Q. Do you believe in the super-empowered individual as a motor of change?

A. This term is overused. Bill Gates is a super-empowered individual by any measure. But it's on the back of corporate wealth, not for the sheer force of his idea, as in the cases of Mahatma Gandhi or Mother Teresa. So there are certain power bases on which their authority rests, whether financial or otherwise. In the age of technology and mass communications there will be more. They may have a flash impact, like Justin Bieber, or a lasting one, like George Soros, whose impact is sustained, decade after decade.

Q. Angela Merkel seems to rule Europe. Is she a super-empowered individual?

A. She is just a head of government who takes her job seriously. She is the right woman at the right time.

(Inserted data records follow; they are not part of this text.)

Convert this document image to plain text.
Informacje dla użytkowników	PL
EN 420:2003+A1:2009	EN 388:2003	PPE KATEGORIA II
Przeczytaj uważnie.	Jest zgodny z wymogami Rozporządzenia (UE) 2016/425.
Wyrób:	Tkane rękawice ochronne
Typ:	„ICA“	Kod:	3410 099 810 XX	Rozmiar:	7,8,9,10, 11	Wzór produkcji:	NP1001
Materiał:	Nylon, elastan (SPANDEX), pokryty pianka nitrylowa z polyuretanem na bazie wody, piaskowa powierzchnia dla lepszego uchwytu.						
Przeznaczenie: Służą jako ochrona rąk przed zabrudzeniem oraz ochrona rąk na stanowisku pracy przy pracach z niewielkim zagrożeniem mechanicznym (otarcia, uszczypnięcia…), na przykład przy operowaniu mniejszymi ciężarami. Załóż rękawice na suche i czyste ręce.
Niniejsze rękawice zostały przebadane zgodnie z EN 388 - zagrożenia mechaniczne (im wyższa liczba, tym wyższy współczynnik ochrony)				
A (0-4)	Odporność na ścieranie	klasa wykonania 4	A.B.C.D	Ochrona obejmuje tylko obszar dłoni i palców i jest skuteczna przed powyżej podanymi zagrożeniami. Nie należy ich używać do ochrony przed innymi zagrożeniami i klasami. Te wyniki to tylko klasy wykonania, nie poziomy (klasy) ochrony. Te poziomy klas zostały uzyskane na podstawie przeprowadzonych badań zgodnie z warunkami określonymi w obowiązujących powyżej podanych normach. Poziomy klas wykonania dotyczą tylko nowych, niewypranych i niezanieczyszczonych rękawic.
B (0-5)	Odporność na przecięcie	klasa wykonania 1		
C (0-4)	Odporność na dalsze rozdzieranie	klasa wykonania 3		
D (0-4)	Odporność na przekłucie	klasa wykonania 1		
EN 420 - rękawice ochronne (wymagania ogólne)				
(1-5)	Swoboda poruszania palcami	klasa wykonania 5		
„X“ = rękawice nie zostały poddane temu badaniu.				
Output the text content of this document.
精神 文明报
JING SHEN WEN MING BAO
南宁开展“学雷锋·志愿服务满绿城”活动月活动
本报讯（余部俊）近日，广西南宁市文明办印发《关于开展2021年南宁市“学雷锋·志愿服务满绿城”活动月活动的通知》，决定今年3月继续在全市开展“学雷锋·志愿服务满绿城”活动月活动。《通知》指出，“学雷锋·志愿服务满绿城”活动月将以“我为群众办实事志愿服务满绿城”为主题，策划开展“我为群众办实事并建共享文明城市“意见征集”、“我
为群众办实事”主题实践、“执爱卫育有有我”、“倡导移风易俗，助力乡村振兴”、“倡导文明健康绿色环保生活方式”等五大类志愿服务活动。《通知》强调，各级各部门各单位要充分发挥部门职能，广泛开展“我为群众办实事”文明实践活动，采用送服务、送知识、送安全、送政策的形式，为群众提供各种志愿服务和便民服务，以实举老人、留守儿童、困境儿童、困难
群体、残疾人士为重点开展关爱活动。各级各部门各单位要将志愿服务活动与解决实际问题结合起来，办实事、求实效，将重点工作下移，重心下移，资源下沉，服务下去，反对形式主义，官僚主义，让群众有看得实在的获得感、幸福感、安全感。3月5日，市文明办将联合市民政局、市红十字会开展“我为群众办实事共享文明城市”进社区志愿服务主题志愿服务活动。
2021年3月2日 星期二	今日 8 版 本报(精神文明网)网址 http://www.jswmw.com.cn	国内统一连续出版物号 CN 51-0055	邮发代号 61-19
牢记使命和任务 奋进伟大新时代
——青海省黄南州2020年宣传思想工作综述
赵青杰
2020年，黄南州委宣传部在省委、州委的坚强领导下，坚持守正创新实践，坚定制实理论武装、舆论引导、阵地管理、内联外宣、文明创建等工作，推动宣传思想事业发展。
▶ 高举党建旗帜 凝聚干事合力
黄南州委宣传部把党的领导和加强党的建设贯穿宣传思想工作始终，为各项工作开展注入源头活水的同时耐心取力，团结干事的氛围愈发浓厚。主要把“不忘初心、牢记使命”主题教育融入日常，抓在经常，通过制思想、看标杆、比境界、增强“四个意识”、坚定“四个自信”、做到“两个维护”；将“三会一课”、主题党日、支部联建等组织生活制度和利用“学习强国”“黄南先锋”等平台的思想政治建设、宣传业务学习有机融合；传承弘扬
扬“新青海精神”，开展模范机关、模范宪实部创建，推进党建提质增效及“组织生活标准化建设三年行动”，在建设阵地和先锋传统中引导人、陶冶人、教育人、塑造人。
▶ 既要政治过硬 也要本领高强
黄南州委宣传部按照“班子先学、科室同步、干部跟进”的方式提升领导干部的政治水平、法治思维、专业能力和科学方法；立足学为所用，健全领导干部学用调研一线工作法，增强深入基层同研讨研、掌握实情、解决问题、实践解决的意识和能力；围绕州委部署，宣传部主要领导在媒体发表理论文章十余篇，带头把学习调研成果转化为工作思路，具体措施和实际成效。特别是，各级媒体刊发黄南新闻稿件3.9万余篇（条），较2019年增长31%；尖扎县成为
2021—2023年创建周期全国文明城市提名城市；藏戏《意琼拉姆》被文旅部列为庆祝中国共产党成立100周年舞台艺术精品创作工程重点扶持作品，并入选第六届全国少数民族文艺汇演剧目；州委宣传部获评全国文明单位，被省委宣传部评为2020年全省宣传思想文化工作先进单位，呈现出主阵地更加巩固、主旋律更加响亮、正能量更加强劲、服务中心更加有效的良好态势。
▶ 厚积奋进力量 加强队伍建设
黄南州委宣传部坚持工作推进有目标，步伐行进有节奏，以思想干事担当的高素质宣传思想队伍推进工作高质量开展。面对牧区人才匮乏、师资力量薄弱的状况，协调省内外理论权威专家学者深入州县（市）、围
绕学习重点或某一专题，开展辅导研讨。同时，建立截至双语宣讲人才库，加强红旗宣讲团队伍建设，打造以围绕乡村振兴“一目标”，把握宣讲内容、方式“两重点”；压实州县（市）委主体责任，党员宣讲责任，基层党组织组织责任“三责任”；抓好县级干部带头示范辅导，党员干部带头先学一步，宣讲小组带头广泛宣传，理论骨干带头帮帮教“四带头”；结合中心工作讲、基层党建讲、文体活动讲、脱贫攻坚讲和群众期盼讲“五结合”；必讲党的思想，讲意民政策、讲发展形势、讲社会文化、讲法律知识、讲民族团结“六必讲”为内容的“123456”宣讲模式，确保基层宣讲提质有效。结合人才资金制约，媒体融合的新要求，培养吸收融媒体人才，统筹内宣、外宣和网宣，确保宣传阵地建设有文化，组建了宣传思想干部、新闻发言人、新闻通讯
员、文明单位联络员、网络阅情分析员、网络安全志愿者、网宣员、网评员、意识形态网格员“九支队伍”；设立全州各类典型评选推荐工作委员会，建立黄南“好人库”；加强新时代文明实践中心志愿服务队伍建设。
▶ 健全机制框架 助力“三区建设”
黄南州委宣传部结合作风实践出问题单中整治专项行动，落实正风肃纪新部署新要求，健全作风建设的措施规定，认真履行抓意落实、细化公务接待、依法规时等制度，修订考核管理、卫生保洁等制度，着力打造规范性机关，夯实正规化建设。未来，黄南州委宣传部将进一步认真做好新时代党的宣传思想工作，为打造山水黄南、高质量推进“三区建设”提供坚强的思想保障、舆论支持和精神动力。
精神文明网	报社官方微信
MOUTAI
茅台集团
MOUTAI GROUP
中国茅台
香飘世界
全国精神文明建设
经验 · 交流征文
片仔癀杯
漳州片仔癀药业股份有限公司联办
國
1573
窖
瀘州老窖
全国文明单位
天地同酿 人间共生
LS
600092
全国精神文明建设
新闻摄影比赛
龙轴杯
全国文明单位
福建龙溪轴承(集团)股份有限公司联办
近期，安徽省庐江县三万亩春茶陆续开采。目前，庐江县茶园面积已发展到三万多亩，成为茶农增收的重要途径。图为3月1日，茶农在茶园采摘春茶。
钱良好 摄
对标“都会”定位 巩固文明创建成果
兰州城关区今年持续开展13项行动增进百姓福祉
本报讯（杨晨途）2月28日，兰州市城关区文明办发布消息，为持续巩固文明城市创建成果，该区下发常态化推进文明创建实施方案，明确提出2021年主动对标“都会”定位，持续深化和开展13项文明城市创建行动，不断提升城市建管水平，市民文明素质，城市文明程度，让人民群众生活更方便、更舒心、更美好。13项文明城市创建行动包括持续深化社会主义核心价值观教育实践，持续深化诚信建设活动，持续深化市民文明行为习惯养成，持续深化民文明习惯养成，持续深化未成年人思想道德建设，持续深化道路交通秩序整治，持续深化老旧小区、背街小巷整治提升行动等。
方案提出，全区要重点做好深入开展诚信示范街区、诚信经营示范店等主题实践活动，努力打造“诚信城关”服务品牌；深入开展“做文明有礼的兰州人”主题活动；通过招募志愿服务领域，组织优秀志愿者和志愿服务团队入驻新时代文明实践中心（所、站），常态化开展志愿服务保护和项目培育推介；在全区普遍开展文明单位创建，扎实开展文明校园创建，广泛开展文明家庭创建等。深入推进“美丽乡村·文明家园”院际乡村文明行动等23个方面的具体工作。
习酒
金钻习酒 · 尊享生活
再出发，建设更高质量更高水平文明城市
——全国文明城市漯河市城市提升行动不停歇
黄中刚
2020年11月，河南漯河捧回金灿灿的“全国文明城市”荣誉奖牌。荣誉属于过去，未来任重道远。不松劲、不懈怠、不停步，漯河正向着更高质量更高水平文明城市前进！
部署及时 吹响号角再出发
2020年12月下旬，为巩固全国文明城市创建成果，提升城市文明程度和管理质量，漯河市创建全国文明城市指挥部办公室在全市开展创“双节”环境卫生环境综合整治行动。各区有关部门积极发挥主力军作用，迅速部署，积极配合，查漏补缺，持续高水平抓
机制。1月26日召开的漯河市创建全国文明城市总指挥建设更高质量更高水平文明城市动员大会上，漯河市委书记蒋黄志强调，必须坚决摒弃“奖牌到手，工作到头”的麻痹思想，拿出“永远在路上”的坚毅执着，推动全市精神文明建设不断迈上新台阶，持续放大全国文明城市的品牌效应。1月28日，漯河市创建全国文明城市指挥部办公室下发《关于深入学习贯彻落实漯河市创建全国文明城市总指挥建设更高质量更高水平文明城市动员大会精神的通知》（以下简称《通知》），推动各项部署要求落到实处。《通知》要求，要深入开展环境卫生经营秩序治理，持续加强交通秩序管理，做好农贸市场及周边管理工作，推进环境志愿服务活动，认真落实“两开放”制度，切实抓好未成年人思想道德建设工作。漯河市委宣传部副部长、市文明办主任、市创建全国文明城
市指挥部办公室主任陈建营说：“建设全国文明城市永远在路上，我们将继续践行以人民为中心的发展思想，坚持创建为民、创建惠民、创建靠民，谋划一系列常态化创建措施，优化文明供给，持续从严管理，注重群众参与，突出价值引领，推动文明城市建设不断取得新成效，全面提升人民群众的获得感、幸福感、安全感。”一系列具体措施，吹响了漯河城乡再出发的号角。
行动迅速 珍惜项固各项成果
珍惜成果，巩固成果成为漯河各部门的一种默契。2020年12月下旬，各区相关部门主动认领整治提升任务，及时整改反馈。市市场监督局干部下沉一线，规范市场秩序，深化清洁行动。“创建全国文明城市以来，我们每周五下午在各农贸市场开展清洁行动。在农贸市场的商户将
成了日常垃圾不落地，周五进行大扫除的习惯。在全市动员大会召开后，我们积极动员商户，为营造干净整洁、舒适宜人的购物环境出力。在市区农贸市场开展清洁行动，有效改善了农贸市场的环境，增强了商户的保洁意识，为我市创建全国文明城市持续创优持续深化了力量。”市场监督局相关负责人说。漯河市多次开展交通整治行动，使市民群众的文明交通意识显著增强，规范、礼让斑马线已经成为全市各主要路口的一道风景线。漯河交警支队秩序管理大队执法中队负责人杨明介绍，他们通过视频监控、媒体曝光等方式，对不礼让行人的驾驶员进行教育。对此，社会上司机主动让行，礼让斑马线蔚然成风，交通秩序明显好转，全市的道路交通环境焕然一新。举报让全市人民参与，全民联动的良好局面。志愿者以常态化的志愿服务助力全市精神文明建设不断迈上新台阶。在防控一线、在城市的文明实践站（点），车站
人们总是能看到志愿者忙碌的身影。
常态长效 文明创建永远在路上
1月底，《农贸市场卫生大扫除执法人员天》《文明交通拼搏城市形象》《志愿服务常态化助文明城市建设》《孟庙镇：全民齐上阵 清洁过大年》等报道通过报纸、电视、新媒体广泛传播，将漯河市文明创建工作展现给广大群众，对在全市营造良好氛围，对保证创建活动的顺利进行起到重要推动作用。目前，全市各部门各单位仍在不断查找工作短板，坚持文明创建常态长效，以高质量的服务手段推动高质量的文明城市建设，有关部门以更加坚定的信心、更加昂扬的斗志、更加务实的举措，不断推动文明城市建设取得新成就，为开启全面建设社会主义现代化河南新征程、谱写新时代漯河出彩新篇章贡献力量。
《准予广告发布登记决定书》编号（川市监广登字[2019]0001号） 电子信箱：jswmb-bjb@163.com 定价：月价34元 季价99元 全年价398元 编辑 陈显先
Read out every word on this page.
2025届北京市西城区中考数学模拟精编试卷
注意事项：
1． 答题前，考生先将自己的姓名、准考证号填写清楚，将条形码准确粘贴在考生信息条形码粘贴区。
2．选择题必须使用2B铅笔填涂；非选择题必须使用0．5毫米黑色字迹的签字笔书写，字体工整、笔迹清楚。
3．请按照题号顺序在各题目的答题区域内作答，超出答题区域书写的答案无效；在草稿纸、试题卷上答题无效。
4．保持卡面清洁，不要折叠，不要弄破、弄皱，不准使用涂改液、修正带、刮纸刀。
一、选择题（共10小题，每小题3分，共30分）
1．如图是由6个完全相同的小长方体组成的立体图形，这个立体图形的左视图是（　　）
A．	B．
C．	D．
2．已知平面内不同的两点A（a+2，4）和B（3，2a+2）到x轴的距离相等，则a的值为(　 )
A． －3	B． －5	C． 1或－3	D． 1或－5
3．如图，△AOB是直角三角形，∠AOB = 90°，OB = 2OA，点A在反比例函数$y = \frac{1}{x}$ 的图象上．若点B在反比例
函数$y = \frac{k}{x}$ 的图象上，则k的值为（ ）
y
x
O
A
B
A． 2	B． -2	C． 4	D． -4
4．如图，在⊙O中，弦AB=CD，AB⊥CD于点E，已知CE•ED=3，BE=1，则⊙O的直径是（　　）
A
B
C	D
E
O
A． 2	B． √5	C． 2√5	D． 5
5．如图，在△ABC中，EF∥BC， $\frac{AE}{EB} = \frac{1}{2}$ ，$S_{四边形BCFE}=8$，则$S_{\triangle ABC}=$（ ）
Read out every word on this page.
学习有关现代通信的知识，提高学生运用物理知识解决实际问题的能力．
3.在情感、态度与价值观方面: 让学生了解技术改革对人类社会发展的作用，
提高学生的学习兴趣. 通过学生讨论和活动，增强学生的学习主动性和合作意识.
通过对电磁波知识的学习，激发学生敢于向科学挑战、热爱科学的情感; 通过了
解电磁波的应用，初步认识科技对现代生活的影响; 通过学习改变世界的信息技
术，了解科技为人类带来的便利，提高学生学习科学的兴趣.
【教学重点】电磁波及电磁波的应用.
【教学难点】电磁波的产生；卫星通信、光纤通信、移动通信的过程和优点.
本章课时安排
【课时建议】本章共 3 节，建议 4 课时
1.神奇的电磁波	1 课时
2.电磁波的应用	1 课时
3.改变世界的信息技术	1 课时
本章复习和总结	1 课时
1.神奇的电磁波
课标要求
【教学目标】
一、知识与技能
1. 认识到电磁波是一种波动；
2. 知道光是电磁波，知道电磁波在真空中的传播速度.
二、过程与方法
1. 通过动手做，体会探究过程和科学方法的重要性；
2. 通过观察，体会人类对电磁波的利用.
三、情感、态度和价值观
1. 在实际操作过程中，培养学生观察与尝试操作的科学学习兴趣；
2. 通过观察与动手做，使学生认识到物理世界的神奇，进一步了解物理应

The real super-empowered individual in Europe was Jean Monnet. Merkel has the constitutional and structural foundations to exert her will, or the will of her voters, across the European stage, but Jean Monnet had to build the foundations of the new Europe in the 1950s with no institutions in place.

Q. Is it right for the European Central Bank to force austerity on Italy and Greece?

A. What we are seeing now is the 1990s happening all over again, with an internal set of states rather than an external set of states. In the 1990s, post-Soviet regimes went through a process of Europeanisation. Under EU influence there was wholesale eradication of old laws, lustration, bringing in new laws, new governments - all of what political scientists call upward compliance. Now the target countries of this process just happen to have been members of the EU for decades.

A. I'm not going to say it's all OK. But democracy has delivered the buck-passing of the Greek governments. If that's what you mean by democracy, I'll take technocracy over populist democracy any day of the week.